“Are you not going to take it, then?” he said.
“I don’t know. Do you realise that you are giving me a very sacred thing?”
“I do.”
“And that I can’t treat it as I would an ordinary present?”
He lowered his eyelids. “I didn’t think you’d want to wear it in your hair, dear.”
She was about to ask him what he did mean then; but some instinct held her, told her not to press the sign of grace too hard. She looked at him still more intently. His eyes had disconcerted and baffled her, but now she was sheltered by their lowered lids. Then she noticed for the first time that his face showed the marks of suffering. It was as if it had dropped suddenly the brilliant mask it wore for her, and given up its secret unaware. He had suffered so that he had not slept. It was plain to her in the droop of his eyelids, and in the drawn lines about his eyes and mouth and nostrils. She was touched with tenderness and pity, and a certain unintelligible awe. And she knew her hour. She knew that if she closed her heart now, it would never open to him. She knew that it was his hour as well as hers. She felt, reverently, that it was, above all, God’s hour.
She laid her hand on her husband’s gift, saying to herself that if she took that crucifix she would be taking him with it into the holy places of her heart.
“I will take it.” Her voice came shy and inarticulate as a marriage vow.
“Thank you,” he said.
He wondered if she would turn to him with some sign of tenderness, whether she would stoop to him and touch him with her hand or her lips; or whether she looked to him to offer the first caress.
She did nothing. It was as if her intentness, her concentration upon her holy purpose held her.

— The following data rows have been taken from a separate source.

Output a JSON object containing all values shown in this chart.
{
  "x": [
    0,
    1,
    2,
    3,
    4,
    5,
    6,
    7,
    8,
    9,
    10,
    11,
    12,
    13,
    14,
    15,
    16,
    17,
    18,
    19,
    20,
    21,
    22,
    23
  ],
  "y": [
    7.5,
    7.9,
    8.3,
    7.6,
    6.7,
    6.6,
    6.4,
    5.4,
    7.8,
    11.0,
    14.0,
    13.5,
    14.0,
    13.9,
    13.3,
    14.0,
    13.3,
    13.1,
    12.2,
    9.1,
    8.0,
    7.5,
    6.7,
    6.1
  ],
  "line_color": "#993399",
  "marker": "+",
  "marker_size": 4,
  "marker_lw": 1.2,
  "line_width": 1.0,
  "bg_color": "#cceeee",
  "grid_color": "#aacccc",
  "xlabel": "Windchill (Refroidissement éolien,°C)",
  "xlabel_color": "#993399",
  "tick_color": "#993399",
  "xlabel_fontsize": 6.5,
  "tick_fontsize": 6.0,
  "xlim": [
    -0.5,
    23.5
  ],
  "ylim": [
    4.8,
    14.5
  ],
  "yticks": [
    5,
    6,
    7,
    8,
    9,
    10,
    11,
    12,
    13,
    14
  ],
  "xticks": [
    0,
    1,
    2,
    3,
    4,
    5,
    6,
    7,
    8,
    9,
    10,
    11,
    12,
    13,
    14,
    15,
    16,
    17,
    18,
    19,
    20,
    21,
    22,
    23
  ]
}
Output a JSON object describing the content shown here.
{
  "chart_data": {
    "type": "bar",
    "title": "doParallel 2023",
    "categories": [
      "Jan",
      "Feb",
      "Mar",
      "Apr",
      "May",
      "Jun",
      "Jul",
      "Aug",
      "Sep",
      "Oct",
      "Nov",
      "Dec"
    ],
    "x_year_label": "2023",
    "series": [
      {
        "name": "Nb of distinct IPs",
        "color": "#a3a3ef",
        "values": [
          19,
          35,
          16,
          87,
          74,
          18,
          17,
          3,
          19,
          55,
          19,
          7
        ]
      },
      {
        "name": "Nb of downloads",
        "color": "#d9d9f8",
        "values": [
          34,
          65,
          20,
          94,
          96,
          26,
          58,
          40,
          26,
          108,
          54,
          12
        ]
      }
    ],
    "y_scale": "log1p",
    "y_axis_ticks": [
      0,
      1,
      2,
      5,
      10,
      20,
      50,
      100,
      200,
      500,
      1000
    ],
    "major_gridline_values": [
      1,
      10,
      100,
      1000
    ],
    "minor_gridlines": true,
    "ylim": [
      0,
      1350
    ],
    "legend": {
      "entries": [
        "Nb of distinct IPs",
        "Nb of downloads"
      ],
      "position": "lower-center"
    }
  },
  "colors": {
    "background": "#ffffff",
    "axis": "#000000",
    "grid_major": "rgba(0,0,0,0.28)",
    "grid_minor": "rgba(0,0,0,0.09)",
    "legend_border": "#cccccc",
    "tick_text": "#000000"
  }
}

While her soul did but turn to him in the darkness, it kept and would keep their hands and lips apart.
He divined that she was only half-won. But, though her body yet moved in its charmed inviolate circle, he felt dimly that the spiritual barrier was down.
She turned from him and went slowly to the door. He opened it and followed her. On the stairs she parted from him and went alone into his sister’s bedroom.
Edith’s spine had been hurting her in the night. She lay flat and exhausted, and the embrace of her loving arms was slow and frail.
Edith was what she called “dressed,” and waiting for her sister-in-law. The little table by her bed was strewn with the presents she had bought and made for Anne. A birthday was a very serious affair for Edith. She was not content to buy (buying was nothing; anybody could buy); she must also make, and make beautifully. “I mayn’t have any legs that can carry me,” said Edith; “but I’ve hands and I will use them. If it wasn’t for my hands I’d be nothing but a great lumbering, lazy mass of palpitating heart.” But her making had become every year more and more expensive. Her beautiful, pitiful embroideries were paid for in bad nights. And at six o’clock that morning she had given her little dismal cry: “Oh, Nanna, Nanna, my beast of a spine is going to bother me to-day, and it’s Anne’s birthday!”